Previously, when researchers wanted to examine protein levels in blood cells, they had to examine the blood as one large mixture of cells, from which they could only take an average measurement to say something about, for example, a person’s state of health.

Single-cell mRNA sequencing enabled researchers to examine individual cells and, for example, differentiate between what happens in red blood cells, white blood cells or other types of blood cells.

Studies of proteins sharpen this view.

Small signals with great significance

To test the method, the researchers followed how the balance between the amount of mRNA and proteins changes as immature blood stem cells slowly mature into normal blood cells.

They did this by measuring how much mRNA and how many proteins the cells contained and comparing the ratio between them to determine how it changed over time.

“Even though the correlation is good at certain times, this changes over time. For example, the quantities of mRNA and proteins are correlated well at the end of the process, but just before the stem cells decide which type of blood cell to become, the quantities of mRNA and proteins suddenly are no longer correlated, which is incredibly exciting,” says Bo Porse.

The researchers can determine that some proteins disappear without a trace from the stem cells – even though the quantity of mRNA recipes remains unchanged.

“If we only had data on mRNA, we would never have discovered this. Then we would never have realised that some of these proteins are crucial for stem cells to develop into other cell types. We have also conducted experiments with switching off these proteins and found that the stem cells lose their stem cell identity,” says Bo Porse.

Bo Porse explains that the technology for examining proteins in individual cells still needs further development, but for now it complements data about what their basic blueprints suggest.

Over time, however, Bo Porse thinks that in many cases examining the content of proteins in cells will be more relevant rather than the link between them (mRNA).

Traces of disease in the protein landscape of cells

Bo Porse’s group will use the technology to learn more about diseases of the blood.

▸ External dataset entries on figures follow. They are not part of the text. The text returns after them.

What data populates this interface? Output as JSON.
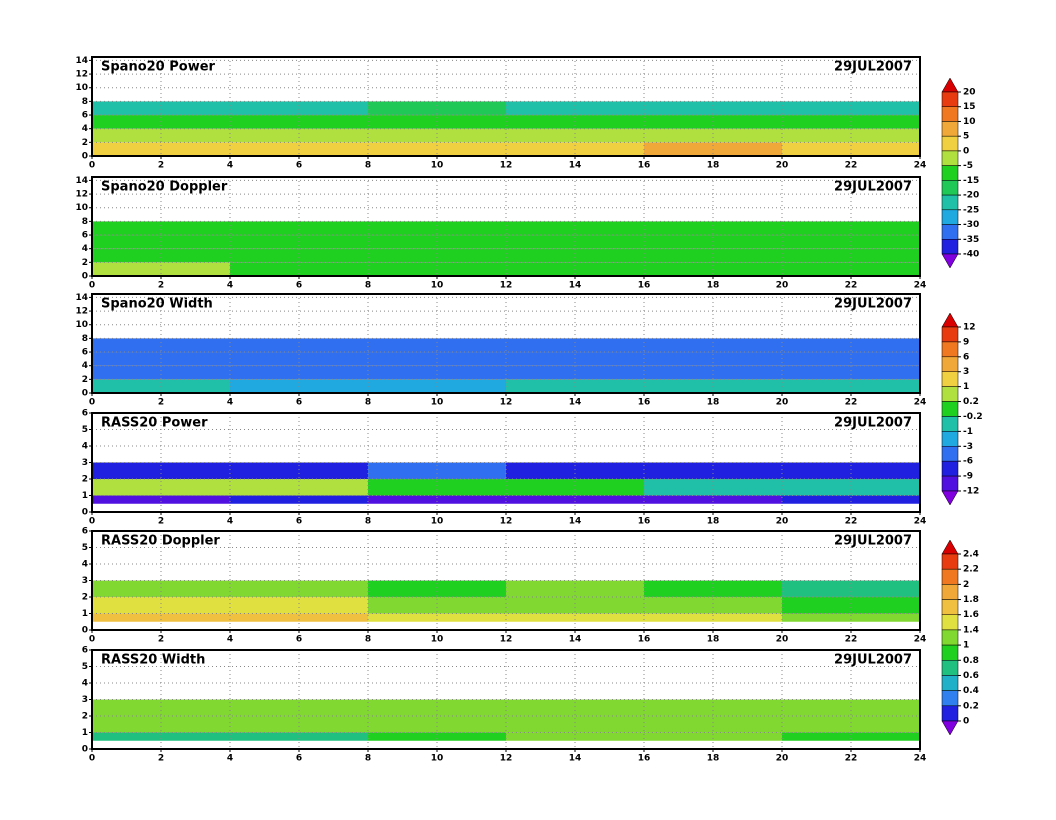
{
  "chart_data": [
    {
      "type": "heatmap",
      "title": "Spano20 Power",
      "annotation": "29JUL2007",
      "colorbar": 0,
      "x": [
        0,
        4,
        8,
        12,
        16,
        20,
        24
      ],
      "y": [
        0,
        2,
        4,
        6,
        8
      ],
      "values": [
        [
          2,
          4,
          3,
          3,
          5,
          4
        ],
        [
          -3,
          -2,
          -5,
          -3,
          -2,
          -4
        ],
        [
          -12,
          -10,
          -13,
          -12,
          -10,
          -12
        ],
        [
          -22,
          -24,
          -20,
          -21,
          -23,
          -22
        ]
      ],
      "xlim": [
        0,
        24
      ],
      "ylim": [
        0,
        14.5
      ],
      "xticks": [
        0,
        2,
        4,
        6,
        8,
        10,
        12,
        14,
        16,
        18,
        20,
        22,
        24
      ],
      "yticks": [
        0,
        2,
        4,
        6,
        8,
        10,
        12,
        14
      ],
      "grid": true
    },
    {
      "type": "heatmap",
      "title": "Spano20 Doppler",
      "annotation": "29JUL2007",
      "colorbar": 0,
      "x": [
        0,
        4,
        8,
        12,
        16,
        20,
        24
      ],
      "y": [
        0,
        2,
        4,
        6,
        8
      ],
      "values": [
        [
          -4,
          -6,
          -8,
          -6,
          -8,
          -8
        ],
        [
          -10,
          -10,
          -12,
          -10,
          -10,
          -10
        ],
        [
          -12,
          -12,
          -12,
          -12,
          -12,
          -12
        ],
        [
          -12,
          -13,
          -12,
          -12,
          -12,
          -12
        ]
      ],
      "xlim": [
        0,
        24
      ],
      "ylim": [
        0,
        14.5
      ],
      "xticks": [
        0,
        2,
        4,
        6,
        8,
        10,
        12,
        14,
        16,
        18,
        20,
        22,
        24
      ],
      "yticks": [
        0,
        2,
        4,
        6,
        8,
        10,
        12,
        14
      ],
      "grid": true
    },
    {
      "type": "heatmap",
      "title": "Spano20 Width",
      "annotation": "29JUL2007",
      "colorbar": 1,
      "x": [
        0,
        4,
        8,
        12,
        16,
        20,
        24
      ],
      "y": [
        0,
        2,
        4,
        6,
        8
      ],
      "values": [
        [
          -1,
          -2,
          -2,
          -1,
          -1,
          -1
        ],
        [
          -4,
          -4,
          -5,
          -4,
          -4,
          -4
        ],
        [
          -5,
          -5,
          -4,
          -5,
          -4,
          -4
        ],
        [
          -4,
          -5,
          -5,
          -4,
          -4,
          -5
        ]
      ],
      "xlim": [
        0,
        24
      ],
      "ylim": [
        0,
        14.5
      ],
      "xticks": [
        0,
        2,
        4,
        6,
        8,
        10,
        12,
        14,
        16,
        18,
        20,
        22,
        24
      ],
      "yticks": [
        0,
        2,
        4,
        6,
        8,
        10,
        12,
        14
      ],
      "grid": true
    },
    {
      "type": "heatmap",
      "title": "RASS20 Power",
      "annotation": "29JUL2007",
      "colorbar": 1,
      "x": [
        0,
        4,
        8,
        12,
        16,
        20,
        24
      ],
      "y": [
        0.5,
        1,
        2,
        3
      ],
      "values": [
        [
          -10,
          -9,
          -10,
          -10,
          -10,
          -9
        ],
        [
          0.5,
          0.5,
          0,
          0,
          -0.5,
          -1
        ],
        [
          -7,
          -7,
          -6,
          -8,
          -7,
          -7
        ]
      ],
      "xlim": [
        0,
        24
      ],
      "ylim": [
        0,
        6
      ],
      "xticks": [
        0,
        2,
        4,
        6,
        8,
        10,
        12,
        14,
        16,
        18,
        20,
        22,
        24
      ],
      "yticks": [
        0,
        1,
        2,
        3,
        4,
        5,
        6
      ],
      "grid": true
    },
    {
      "type": "heatmap",
      "title": "RASS20 Doppler",
      "annotation": "29JUL2007",
      "colorbar": 2,
      "x": [
        0,
        4,
        8,
        12,
        16,
        20,
        24
      ],
      "y": [
        0.5,
        1,
        2,
        3
      ],
      "values": [
        [
          1.6,
          1.6,
          1.4,
          1.5,
          1.4,
          1.2
        ],
        [
          1.5,
          1.5,
          1.2,
          1.2,
          1.1,
          0.9
        ],
        [
          1.1,
          1.1,
          0.9,
          1,
          0.8,
          0.7
        ]
      ],
      "xlim": [
        0,
        24
      ],
      "ylim": [
        0,
        6
      ],
      "xticks": [
        0,
        2,
        4,
        6,
        8,
        10,
        12,
        14,
        16,
        18,
        20,
        22,
        24
      ],
      "yticks": [
        0,
        1,
        2,
        3,
        4,
        5,
        6
      ],
      "grid": true
    },
    {
      "type": "heatmap",
      "title": "RASS20 Width",
      "annotation": "29JUL2007",
      "colorbar": 2,
      "x": [
        0,
        4,
        8,
        12,
        16,
        20,
        24
      ],
      "y": [
        0.5,
        1,
        2,
        3
      ],
      "values": [
        [
          0.7,
          0.6,
          0.9,
          1,
          1,
          0.8
        ],
        [
          1,
          1.1,
          1.2,
          1.1,
          1.2,
          1
        ],
        [
          1.1,
          1.1,
          1,
          1.1,
          1,
          1
        ]
      ],
      "xlim": [
        0,
        24
      ],
      "ylim": [
        0,
        6
      ],
      "xticks": [
        0,
        2,
        4,
        6,
        8,
        10,
        12,
        14,
        16,
        18,
        20,
        22,
        24
      ],
      "yticks": [
        0,
        1,
        2,
        3,
        4,
        5,
        6
      ],
      "grid": true
    }
  ],
  "colorbars": [
    {
      "levels": [
        20,
        15,
        10,
        5,
        0,
        -5,
        -15,
        -20,
        -25,
        -30,
        -35,
        -40
      ],
      "colors": [
        "#d80000",
        "#e83c10",
        "#f07820",
        "#f0a838",
        "#f0d040",
        "#b0e040",
        "#20d020",
        "#20c858",
        "#20c0a8",
        "#20a8e0",
        "#3070f0",
        "#2020e0",
        "#8000e0"
      ]
    },
    {
      "levels": [
        12,
        9,
        6,
        3,
        1,
        0.2,
        -0.2,
        -1,
        -3,
        -6,
        -9,
        -12
      ],
      "colors": [
        "#d80000",
        "#e83c10",
        "#f07820",
        "#f0a838",
        "#f0d040",
        "#b0e040",
        "#20d020",
        "#20c0a8",
        "#20a8e0",
        "#3070f0",
        "#2020e0",
        "#5010e0",
        "#8000e0"
      ]
    },
    {
      "levels": [
        2.4,
        2.2,
        2,
        1.8,
        1.6,
        1.4,
        1,
        0.8,
        0.6,
        0.4,
        0.2,
        0
      ],
      "colors": [
        "#d80000",
        "#e83c10",
        "#f07820",
        "#f0a838",
        "#f0c040",
        "#e0e040",
        "#80d830",
        "#20d020",
        "#20c080",
        "#20b0c8",
        "#3080f0",
        "#2020e0",
        "#8000e0"
      ]
    }
  ]
}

One example is the blood disorder VEXAS syndrome (vacuoles, E1 enzyme, X-linked, autoinflammatory, somatic), in which defects in the cells’ degradation system cause old or defective proteins to accumulate.

In this case, examining which proteins are actually present in the cells will be much more relevant than just what the basic blueprints say.

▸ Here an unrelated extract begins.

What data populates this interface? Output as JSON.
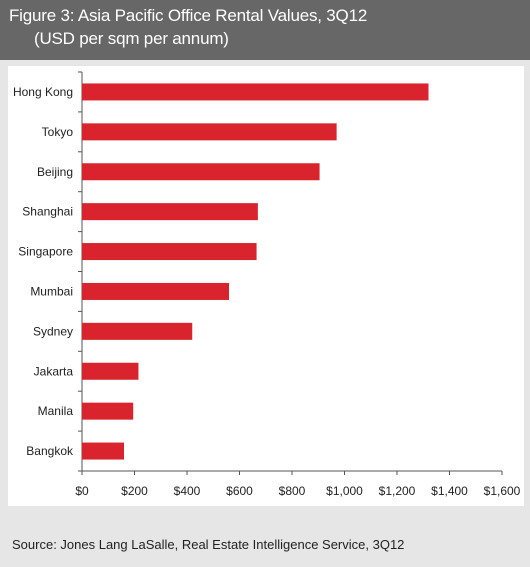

Something similar happens in diseases in which errors in the cell ribosomes (protein factories) cause new proteins to be built incorrectly — and therefore unable to perform their vital tasks.

Here, too, what the blueprints tell us is less relevant than examining which proteins are actually present inside the cells.

“We are preparing to conduct many studies of this type, which will give us new insight into several diseases we do not yet thoroughly understand. The method can also be used for many other diseases for which researchers have so far only had the recipes – but have not been able to determine what actually happens in disease cells,” concludes Bo Porse.